From the looks of your find, I think this should work:

ln -s /usr/lib/libnfnetlink.so.0.2.0 /usr/lib/libnfnet1

Or:

ln -s /usr/lib/libnfnetlink.so.0.2.0 /usr/lib/libnfnetlink.so.1

Depending on what the actuall error you get back is, it will generally tell you the exact name of the libraray it’s looking for.

I wrote about this in my blog too, and some stuff was copied from your site. I hope you don’t mind. I left credits at the bottom. Just wanted to shed some sunlight on moblock. I’m loving it. Thanks for the help with configuring it btw. 🙂

I followed the steps listed but for some reason the install doesn’t work, when I put in the command:

sudo apt-get install moblock-nfq

I get this back:

The following packages have unmet dependencies:
moblock-nfq: Depends: libnfnetlink1 (>= 0.0.16) but it is not installable
E: Broken packages

any suggestions?

@n0xie ip Spoofing is only good for outdated smurf attacks. Sessions cannot be finished with a spoofed ip, atleast not for the one doing the spoofing. Learn a bit of security before spewing false infol

installed per your instruction on Intrepid. test passed. my question is… does this need to be started in terminal every time i boot, or does it run in the background automatically from now on?

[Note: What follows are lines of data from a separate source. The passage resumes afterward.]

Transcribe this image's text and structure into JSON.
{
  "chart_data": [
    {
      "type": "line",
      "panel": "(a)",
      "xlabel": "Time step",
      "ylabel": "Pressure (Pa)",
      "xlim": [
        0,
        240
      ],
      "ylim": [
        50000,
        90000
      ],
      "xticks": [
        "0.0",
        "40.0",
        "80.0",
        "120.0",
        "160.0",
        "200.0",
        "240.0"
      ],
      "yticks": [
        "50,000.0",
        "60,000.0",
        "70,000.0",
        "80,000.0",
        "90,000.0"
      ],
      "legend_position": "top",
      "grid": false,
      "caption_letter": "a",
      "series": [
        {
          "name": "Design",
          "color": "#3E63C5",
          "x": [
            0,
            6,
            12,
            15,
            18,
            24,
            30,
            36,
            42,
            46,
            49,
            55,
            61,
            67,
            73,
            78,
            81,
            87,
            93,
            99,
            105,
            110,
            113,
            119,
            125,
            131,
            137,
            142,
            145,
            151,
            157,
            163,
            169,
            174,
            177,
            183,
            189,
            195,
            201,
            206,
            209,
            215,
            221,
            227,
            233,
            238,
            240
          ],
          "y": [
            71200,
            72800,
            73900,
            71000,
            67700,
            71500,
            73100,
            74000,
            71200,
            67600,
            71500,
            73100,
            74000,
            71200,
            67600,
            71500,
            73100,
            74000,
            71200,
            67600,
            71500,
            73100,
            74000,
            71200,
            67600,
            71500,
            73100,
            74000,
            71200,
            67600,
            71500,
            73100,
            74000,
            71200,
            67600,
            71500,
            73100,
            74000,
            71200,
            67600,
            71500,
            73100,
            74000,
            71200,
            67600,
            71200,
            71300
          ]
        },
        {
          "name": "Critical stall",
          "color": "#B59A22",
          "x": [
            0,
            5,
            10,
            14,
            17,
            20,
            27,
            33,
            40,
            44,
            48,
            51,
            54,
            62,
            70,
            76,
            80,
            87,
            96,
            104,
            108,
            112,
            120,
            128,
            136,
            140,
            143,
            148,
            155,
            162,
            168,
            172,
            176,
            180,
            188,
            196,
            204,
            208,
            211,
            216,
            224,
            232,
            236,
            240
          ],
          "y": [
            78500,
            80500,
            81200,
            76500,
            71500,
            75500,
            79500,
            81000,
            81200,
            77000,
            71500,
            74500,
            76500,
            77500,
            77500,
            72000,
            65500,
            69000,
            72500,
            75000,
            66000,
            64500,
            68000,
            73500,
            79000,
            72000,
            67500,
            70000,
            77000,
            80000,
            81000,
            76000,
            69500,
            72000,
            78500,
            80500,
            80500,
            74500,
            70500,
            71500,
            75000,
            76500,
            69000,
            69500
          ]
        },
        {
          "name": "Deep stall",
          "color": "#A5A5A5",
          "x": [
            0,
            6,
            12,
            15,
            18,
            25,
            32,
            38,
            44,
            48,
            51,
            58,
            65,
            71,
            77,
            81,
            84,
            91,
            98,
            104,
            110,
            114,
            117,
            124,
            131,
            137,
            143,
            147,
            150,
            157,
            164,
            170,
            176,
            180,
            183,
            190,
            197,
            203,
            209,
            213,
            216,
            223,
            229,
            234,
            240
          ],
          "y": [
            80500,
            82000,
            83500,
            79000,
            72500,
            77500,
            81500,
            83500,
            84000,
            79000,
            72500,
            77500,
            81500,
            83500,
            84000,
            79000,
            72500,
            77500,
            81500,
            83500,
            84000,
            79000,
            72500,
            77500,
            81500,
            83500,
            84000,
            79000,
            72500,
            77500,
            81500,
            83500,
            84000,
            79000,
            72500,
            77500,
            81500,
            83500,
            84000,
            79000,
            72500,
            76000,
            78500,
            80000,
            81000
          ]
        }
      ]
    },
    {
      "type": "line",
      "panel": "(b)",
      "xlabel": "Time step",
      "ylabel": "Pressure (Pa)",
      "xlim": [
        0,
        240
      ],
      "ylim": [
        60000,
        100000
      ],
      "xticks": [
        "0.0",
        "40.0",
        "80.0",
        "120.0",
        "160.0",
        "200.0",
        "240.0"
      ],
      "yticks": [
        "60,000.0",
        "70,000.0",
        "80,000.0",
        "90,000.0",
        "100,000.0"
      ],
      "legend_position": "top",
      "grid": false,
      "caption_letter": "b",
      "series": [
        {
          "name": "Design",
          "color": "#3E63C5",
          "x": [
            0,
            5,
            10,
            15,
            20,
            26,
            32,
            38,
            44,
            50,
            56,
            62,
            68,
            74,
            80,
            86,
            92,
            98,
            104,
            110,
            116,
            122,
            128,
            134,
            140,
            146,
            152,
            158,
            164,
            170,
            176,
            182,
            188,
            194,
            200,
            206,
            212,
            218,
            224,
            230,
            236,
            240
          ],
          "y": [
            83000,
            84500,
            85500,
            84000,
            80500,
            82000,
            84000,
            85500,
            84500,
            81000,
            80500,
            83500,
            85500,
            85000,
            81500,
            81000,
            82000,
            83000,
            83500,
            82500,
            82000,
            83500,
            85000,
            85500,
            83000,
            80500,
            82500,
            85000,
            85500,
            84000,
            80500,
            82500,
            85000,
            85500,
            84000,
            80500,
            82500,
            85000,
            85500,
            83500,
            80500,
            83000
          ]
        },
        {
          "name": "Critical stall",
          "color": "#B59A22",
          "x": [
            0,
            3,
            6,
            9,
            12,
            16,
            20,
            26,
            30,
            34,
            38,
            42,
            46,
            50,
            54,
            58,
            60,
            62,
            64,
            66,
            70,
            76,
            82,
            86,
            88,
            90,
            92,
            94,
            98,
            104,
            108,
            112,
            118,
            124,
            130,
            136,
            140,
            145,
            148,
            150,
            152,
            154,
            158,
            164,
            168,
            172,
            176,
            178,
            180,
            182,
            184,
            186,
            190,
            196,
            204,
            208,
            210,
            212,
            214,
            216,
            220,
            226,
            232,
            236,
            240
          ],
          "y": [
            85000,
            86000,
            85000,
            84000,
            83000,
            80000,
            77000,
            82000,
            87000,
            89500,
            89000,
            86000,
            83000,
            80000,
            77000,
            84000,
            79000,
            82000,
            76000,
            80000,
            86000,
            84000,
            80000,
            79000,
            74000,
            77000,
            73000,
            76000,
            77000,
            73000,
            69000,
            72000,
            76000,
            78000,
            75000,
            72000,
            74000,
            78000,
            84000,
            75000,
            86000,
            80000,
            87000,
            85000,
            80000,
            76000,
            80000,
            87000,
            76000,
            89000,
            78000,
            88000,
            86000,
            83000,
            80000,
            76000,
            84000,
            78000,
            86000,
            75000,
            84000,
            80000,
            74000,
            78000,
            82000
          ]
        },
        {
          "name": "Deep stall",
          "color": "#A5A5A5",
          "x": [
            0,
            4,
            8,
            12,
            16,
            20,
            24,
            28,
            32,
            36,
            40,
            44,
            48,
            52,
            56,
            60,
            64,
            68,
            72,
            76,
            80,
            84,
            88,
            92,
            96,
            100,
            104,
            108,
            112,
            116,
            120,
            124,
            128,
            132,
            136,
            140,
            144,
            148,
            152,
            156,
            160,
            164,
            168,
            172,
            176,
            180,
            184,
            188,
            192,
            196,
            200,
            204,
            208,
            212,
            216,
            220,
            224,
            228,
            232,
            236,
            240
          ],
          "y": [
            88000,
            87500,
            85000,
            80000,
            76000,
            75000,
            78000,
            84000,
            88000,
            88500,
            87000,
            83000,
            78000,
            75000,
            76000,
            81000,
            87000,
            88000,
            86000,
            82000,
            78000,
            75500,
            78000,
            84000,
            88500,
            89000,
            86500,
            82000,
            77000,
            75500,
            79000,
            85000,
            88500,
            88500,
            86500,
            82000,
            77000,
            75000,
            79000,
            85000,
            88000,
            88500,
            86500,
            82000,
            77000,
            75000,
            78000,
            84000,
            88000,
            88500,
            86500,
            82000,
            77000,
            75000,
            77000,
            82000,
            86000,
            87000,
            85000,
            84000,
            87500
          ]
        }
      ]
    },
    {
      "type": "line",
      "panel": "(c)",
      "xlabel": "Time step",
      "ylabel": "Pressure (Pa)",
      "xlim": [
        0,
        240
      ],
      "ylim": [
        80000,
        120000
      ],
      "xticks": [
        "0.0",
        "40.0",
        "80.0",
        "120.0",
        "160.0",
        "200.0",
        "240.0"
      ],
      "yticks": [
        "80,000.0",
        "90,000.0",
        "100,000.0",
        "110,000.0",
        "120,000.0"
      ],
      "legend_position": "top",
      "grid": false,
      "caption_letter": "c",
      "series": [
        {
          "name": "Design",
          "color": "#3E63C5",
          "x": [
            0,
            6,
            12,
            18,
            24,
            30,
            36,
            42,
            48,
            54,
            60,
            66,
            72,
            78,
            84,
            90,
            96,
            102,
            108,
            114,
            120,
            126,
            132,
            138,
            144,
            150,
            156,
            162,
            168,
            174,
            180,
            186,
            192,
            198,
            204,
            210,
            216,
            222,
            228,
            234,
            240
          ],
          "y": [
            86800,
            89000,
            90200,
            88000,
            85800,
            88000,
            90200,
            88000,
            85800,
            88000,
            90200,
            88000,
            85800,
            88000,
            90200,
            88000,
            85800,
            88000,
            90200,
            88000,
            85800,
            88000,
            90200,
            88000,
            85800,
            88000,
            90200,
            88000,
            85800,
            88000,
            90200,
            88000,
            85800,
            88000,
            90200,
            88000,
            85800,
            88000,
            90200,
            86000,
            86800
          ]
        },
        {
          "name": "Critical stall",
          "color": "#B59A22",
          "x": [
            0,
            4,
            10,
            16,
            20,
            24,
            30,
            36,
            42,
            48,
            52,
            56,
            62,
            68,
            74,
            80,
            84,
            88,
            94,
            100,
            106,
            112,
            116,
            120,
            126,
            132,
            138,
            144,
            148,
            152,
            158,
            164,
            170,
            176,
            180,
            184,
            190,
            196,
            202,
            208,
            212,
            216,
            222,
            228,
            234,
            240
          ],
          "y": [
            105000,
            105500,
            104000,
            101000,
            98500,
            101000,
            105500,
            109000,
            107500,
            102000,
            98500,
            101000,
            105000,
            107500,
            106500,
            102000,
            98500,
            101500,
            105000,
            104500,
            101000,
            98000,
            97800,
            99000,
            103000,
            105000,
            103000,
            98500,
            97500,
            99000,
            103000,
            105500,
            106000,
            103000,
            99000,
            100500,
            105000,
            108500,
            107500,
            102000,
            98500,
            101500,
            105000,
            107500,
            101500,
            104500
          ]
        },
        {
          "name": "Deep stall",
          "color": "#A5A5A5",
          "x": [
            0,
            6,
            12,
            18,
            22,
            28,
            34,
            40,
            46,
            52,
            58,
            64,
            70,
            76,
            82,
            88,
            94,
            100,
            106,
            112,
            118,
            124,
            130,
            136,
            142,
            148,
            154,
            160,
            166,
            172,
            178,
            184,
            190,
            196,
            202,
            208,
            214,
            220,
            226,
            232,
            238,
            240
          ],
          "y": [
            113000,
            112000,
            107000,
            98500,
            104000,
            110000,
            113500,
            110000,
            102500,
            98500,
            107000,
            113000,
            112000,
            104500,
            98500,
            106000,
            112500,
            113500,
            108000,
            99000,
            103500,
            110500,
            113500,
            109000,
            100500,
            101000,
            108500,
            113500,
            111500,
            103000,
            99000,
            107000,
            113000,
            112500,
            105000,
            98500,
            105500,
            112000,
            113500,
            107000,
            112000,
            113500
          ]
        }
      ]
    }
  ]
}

Verily, the blessings of His Noodliness shall devolve upon thee and thy progeny whom thou schoolest within the ways of the Sauce. For thou shalt righteously provide wisdom to the mind, and carbohydrates towards the body, by following the path of the Spaghedeity, and thy children shall learn the joys of fettucini and tiramisu, and shall rise up and call thee Blessed.. . RAmen!